Application-level store

Crate Description
re_entity_db In-memory storage of Rerun entities
re_query Querying data in the re_data_store
re_types The built-in Rerun data types, component types, and archetypes.
re_types_blueprint The core traits and types that power Rerun's Blueprint sub-system.
re_log_encoding Helpers for encoding and transporting Rerun log messages

Low-level store

Crate Description
re_data_store An in-memory time series database for Rerun log data, based on Apache Arrow
re_log_types The basic building blocks of the Rerun data types and tables.
re_types_core The core traits and types that power Rerun's data model.
re_format_arrow Formatting of Apache Arrow tables

Data flow

Crate Description
re_sdk_comms TCP communication between Rerun SDK and Rerun Server
re_web_viewer_server Serves the Rerun web viewer (Wasm and HTML) over HTTP
re_ws_comms WebSocket communication library (encoding, decoding, client, server) between a Rerun server and viewer
re_data_loader Handles loading of Rerun data from file using data loader plugins
re_data_source Handles loading of Rerun data from different sources

Build support

Crate Description
re_build_info Information about the build.
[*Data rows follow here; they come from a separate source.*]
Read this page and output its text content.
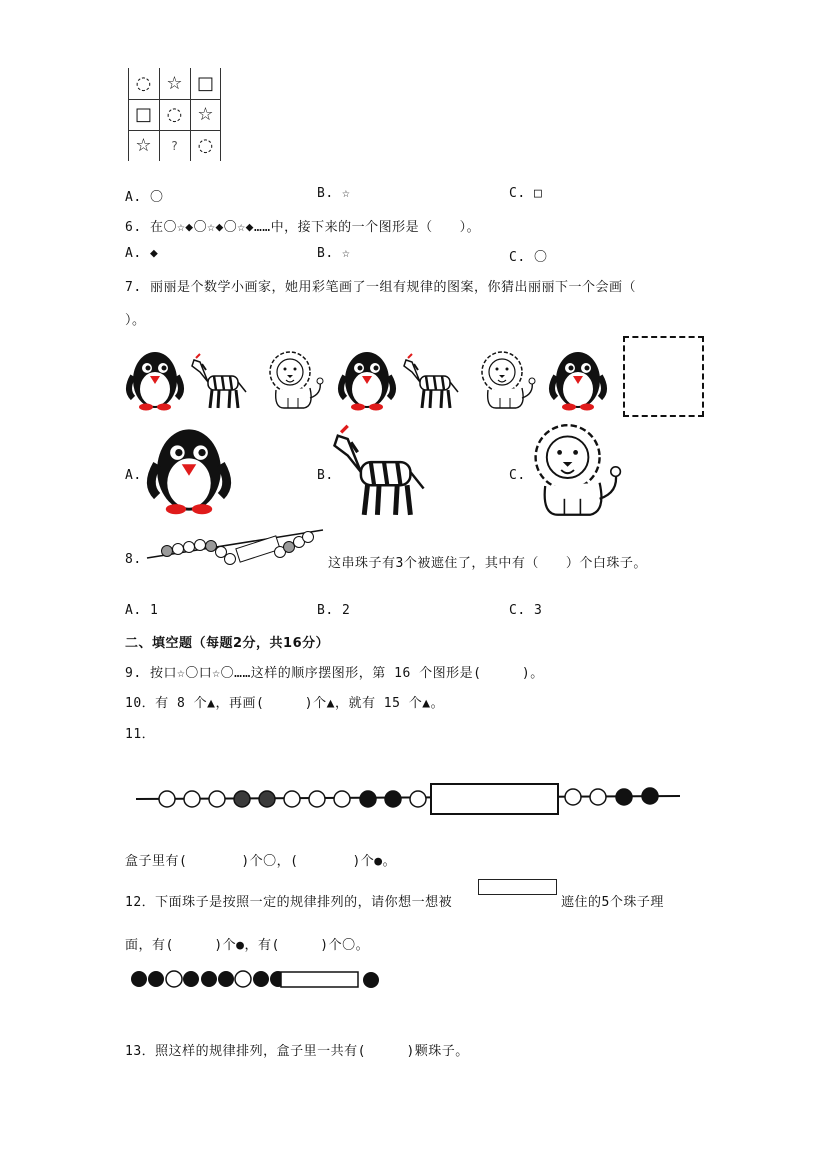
◌ ☆ □
□ ◌ ☆
☆	?	◌
A. 〇	B. ☆	C. □
6. 在〇☆◆〇☆◆〇☆◆……中，接下来的一个图形是（　　）。
A. ◆	B. ☆	C. 〇
7. 丽丽是个数学小画家，她用彩笔画了一组有规律的图案，你猜出丽丽下一个会画（
）。
A.	B.	C.
8.	这串珠子有3个被遮住了，其中有（　　）个白珠子。
A. 1	B. 2	C. 3
二、填空题（每题2分，共16分）
9. 按口☆〇口☆〇……这样的顺序摆图形，第 16 个图形是(　　　)。
10．有 8 个▲，再画(　　　)个▲，就有 15 个▲。
11．
盒子里有(　　　　)个〇，(　　　　)个●。
12．下面珠子是按照一定的规律排列的，请你想一想被	遮住的5个珠子理
面，有(　　　)个●，有(　　　)个〇。
13．照这样的规律排列，盒子里一共有(　　　)颗珠子。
Use together with re_build_tools
re_build_tools build.rs helpers for generating build info
re_types_builder Generates code for Rerun's SDKs from flatbuffers definitions.
re_dev_tools Various tools for Rerun development. Each tool has a subcommand.

Utilities

Crate Description
re_analytics Rerun's analytics SDK
re_log Helpers for setting up and doing text logging in the Rerun crates.
re_error Helpers for handling errors.
re_format Miscellaneous tools to format and parse numbers, durations, etc.
re_tuid 128-bit Time-based Unique Identifier
re_string_interner Yet another string interning library
re_tracing Helpers for tracing/spans/flamegraphs and such.
re_crash_handler Detect panics and signals, logging them and optionally sending them to analytics.
re_smart_channel A channel that keeps track of latency and queue length.
re_int_histogram A histogram with i64 keys and u32 counts, supporting both sparse and dense uses.
re_memory Run-time memory tracking and profiling.

Dependencies and docs

In order to get a dependency graph for our in-house crates and their docs, we recommend you run:

cargo install cargo-depgraph
cargo depgraph --all-deps --workspace-only --all-features --dedup-transitive-deps | dot -Tpng > deps.png
open deps.png

and:

cargo doc --no-deps --open

and then browse through the re_* crates.